WARREN - Grace Petiya, a 62-year cancer survivor, was among the more than 600 survivors who walked the opening lap Friday night of the state's top money-making and most-attended Relay for Life.
''With God's help, I am still here. We are all here together,'' Petiya, of Warren, said. ''I am here to help them find a cure. I wish they do.''
She walked the Warren Relay for Life kickoff with friends Sarah Litz of Warren, a 3 1/2-year survivor, and Sue Garvin of Warren, a one-year survivor.
''This is my first time walking. It's wonderful, and there is so much support,'' Garvin said.
With banners and T-shirts with messages such as ''Finish the Fight: I am Hope'' and ''Strike Out Cancer,'' 73 teams helped draw awareness to finding a cure for cancer and raising money for the American Cancer Society.
The Warren Relay for Life is the largest in Ohio and the 37th-largest in the nation. It has also earned top honors for the record amounts of money its participants raise.
Tribune Chronicle / R. Michael Semple
King Greg Toro of Warren, an eight-year cancer survivor, left, and Queen Cheryl Webber of Howland, a 15-year cancer survivor, lead the Survivors Walk on Friday night to start the Warren Relay for Life around Trumbull County Courthouse Square in downtown Warren. The relay continues through 6 p.m. today.
Petiya said she credits good treatments, good doctors, good attitude and good luck to being a cancer survivor since the 1950s.
Stephanie Young of the Champion Nazarene Church team said her team used the ''Naz Champ Avengers: Fighters for a Cause'' theme with the 15-team members dressed as superheroes.
''The overall relay theme is 'Finish the Fight,' and we thought why not be superheroes helping to fight for the cure?'' she said.
Erin Glista, specialist with American Cancer Society Relay for Life, said Warren has earned such praise and recognition being the largest relay in Ohio.
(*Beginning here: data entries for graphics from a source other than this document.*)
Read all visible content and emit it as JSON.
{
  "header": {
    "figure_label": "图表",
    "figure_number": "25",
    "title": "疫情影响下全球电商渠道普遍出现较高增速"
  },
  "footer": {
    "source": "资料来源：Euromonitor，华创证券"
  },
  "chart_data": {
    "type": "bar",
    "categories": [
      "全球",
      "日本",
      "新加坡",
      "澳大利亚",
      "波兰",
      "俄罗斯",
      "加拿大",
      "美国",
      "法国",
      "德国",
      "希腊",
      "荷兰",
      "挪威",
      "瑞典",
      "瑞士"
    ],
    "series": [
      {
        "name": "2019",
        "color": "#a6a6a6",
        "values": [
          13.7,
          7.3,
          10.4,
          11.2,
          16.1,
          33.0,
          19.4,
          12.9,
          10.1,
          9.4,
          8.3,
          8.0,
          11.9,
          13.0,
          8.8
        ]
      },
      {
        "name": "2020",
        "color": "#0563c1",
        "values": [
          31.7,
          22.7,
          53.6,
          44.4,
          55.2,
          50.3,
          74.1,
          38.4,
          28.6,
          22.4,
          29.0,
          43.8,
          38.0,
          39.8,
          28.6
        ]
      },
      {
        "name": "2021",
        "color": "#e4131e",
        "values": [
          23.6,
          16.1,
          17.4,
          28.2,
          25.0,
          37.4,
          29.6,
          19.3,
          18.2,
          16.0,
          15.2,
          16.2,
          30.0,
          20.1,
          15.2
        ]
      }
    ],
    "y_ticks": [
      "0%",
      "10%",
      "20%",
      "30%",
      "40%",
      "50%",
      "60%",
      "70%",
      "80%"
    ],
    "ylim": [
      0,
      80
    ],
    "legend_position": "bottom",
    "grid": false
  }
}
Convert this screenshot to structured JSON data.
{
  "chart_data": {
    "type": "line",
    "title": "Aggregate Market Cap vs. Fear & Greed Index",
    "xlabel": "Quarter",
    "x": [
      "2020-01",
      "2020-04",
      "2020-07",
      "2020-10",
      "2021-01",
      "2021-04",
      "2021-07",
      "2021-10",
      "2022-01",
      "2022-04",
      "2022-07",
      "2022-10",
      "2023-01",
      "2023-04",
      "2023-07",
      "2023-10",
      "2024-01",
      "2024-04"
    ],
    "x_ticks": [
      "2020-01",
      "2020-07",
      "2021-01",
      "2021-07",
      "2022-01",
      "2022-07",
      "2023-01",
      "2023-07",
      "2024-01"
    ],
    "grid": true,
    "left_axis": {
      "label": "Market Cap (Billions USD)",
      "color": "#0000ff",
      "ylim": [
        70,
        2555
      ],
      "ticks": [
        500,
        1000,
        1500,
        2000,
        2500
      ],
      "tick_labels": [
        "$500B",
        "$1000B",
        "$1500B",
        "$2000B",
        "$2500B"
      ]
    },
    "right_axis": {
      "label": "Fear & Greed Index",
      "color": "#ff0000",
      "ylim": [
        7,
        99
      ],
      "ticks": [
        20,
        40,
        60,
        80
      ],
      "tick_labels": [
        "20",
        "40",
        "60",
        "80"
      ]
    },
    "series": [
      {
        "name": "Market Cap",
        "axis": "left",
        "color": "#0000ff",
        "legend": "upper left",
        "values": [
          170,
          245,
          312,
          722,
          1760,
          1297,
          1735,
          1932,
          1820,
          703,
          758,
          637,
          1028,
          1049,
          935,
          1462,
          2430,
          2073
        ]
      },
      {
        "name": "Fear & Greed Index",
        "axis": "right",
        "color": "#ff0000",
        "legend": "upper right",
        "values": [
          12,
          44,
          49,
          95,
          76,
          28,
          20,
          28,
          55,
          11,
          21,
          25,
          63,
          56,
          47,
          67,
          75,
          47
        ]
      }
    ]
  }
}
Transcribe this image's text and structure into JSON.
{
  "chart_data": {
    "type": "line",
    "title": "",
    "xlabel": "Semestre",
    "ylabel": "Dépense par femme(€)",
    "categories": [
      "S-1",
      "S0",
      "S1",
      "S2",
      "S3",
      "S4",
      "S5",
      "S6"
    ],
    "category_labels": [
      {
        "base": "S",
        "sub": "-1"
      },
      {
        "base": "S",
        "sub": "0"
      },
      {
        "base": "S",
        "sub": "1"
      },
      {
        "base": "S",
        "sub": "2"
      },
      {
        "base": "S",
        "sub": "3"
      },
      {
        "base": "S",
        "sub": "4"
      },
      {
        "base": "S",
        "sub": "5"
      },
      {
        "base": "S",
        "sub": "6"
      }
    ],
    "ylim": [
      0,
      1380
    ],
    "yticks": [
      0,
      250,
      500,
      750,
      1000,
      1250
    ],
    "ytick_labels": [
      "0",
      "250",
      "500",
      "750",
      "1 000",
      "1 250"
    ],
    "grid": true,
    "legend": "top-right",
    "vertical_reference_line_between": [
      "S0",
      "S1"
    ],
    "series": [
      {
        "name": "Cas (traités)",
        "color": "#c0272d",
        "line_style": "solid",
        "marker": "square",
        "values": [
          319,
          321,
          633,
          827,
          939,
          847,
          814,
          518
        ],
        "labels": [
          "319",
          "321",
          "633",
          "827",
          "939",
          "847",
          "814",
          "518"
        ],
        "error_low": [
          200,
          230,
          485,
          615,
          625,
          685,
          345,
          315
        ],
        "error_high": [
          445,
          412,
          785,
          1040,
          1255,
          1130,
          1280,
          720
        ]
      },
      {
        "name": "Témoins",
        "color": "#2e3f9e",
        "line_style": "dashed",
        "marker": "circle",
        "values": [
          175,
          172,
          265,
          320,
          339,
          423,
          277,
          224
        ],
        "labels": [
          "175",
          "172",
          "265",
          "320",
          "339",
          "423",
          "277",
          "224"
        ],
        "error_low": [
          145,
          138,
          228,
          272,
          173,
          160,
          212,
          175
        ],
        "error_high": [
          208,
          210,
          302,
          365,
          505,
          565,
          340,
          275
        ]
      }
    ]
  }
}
She said the goal this year is to raise $349,000.
Glista said the weekend will include children's games, luminaria ceremony, Cleveland Browns player autograph signing, and live bands.
Mayor Doug Franklin praised the more than 600 cancer survivors who took their walk around Courthouse Square just before the rain.
''I'm proud to say this is the biggest, baddest and best relay in the state of Ohio. This is a battle we all want to win. You survivors represent is the spirit of Warren and give so much hope,'' Franklin said.
''We are a community that is about survival. When we take a hit we get back up and polish ourselves off and stand back up are ready to fight again. That is the spirit of Warren,'' he said.
Parade king Greg Toro and queen Cheryl Webber, both of Warren, said they were honored to be chosen to lead the survivors lap.
''It is very humbling,'' Webber said.
''There are a lot of people who have faced much more than I have. We are all survivors,'' Toro said.
Survivors were treated to a dinner served by Outback Steakhouse from Niles. Ben Rhoads, owner, said he has always wanted to help and show support to the survivors.